In the late 1990s, R&D groups within tech companies, in particular, developed and released products with the hope consumers would adopt them, says Ruffolo. “It was an inward-outward development of a product.”
He says that model has changed significantly.
Today, he says, we’re witnessing a “melding together” of the market research and R&D functions. Consumer behaviour is studied and technology developed to respond to these behaviour patterns.
Deloitte’s annual survey polled more than 5,000 Deloitte TMT partners, directors and senior managers, and clients and analysts from around the world.
It offers 30 global predictions for the TMT industry. The following are the top 10 trends for Canada:
• Green technology: Technology companies will need to design products and services that respond to mounting environmental concerns.
• Biometrics: Biometric-based security will provide added security, especially given its increasing affordability, the rising performance of processors and digital storage, and growing public interest.
• Power scavenging: Instead of using disposable and rechargeable dry cell batteries, consumers will use sources such as sunlight, temperature changes, vibration, motion, sounds and pressure.
• Analogue and digital media: Tapping into new media’s potential will continue, however, proper research of comparable statistics is cautioned.
• Virtuanomics: Don’t let the booming business of virtual fantasy worlds fool you. The market is limited, and besides, tax authorities will soon take an interest.
• Digital user-generated content: Interest in digital user-generated content will remain. However, media companies will soon latch on to these online channels as powerful new promotional vehicles and talent searches.
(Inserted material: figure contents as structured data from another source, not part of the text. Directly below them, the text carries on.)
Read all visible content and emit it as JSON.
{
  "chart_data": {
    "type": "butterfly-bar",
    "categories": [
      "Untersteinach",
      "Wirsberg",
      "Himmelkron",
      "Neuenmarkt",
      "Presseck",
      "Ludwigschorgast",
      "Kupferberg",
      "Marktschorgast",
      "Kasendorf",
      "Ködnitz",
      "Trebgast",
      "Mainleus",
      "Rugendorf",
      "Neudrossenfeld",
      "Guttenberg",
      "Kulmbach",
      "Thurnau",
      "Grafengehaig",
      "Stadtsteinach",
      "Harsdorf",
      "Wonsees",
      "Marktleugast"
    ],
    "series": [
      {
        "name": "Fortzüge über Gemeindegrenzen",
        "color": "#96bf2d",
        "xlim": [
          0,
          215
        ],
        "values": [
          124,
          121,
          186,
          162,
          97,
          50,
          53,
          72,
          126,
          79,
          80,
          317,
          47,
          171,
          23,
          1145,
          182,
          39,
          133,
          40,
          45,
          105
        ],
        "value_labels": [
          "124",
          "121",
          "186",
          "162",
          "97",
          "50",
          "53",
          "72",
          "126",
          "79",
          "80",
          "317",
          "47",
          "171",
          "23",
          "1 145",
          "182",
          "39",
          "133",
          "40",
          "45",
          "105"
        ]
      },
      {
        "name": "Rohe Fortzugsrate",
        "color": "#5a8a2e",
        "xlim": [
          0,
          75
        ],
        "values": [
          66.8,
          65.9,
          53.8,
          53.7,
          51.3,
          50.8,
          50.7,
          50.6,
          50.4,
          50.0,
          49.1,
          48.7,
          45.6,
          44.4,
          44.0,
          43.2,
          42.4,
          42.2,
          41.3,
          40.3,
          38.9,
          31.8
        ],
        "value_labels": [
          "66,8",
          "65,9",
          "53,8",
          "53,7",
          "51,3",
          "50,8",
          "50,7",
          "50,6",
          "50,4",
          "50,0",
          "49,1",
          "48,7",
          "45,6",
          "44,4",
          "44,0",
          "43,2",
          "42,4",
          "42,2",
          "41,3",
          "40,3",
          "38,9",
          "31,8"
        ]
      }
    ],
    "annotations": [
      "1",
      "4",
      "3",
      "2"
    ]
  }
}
• Participation in television: Even more money can be made from participating in television programs – given technological advances such as broadband infiltration, widespread ownership of mobile phones, and the increasing ability of service providers to handle thousands of simultaneous calls and text messages.
• Net neutrality: The debate over net neutrality will grow and become global. However the economics of Internet access will have to change so network operators and ISPs can continue to invest in Web infrastructure.
• Mobile TV: Consumers haven’t yet caught on to the idea of watching television on their mobile phones, therefore, mobile television services still won’t make a big splash.
• Mobile phones: Mobile phones will take over from traditional fixed services in homes and offices. Service providers will need to provide reliable in-building service and expand urban capacity to handle call volumes.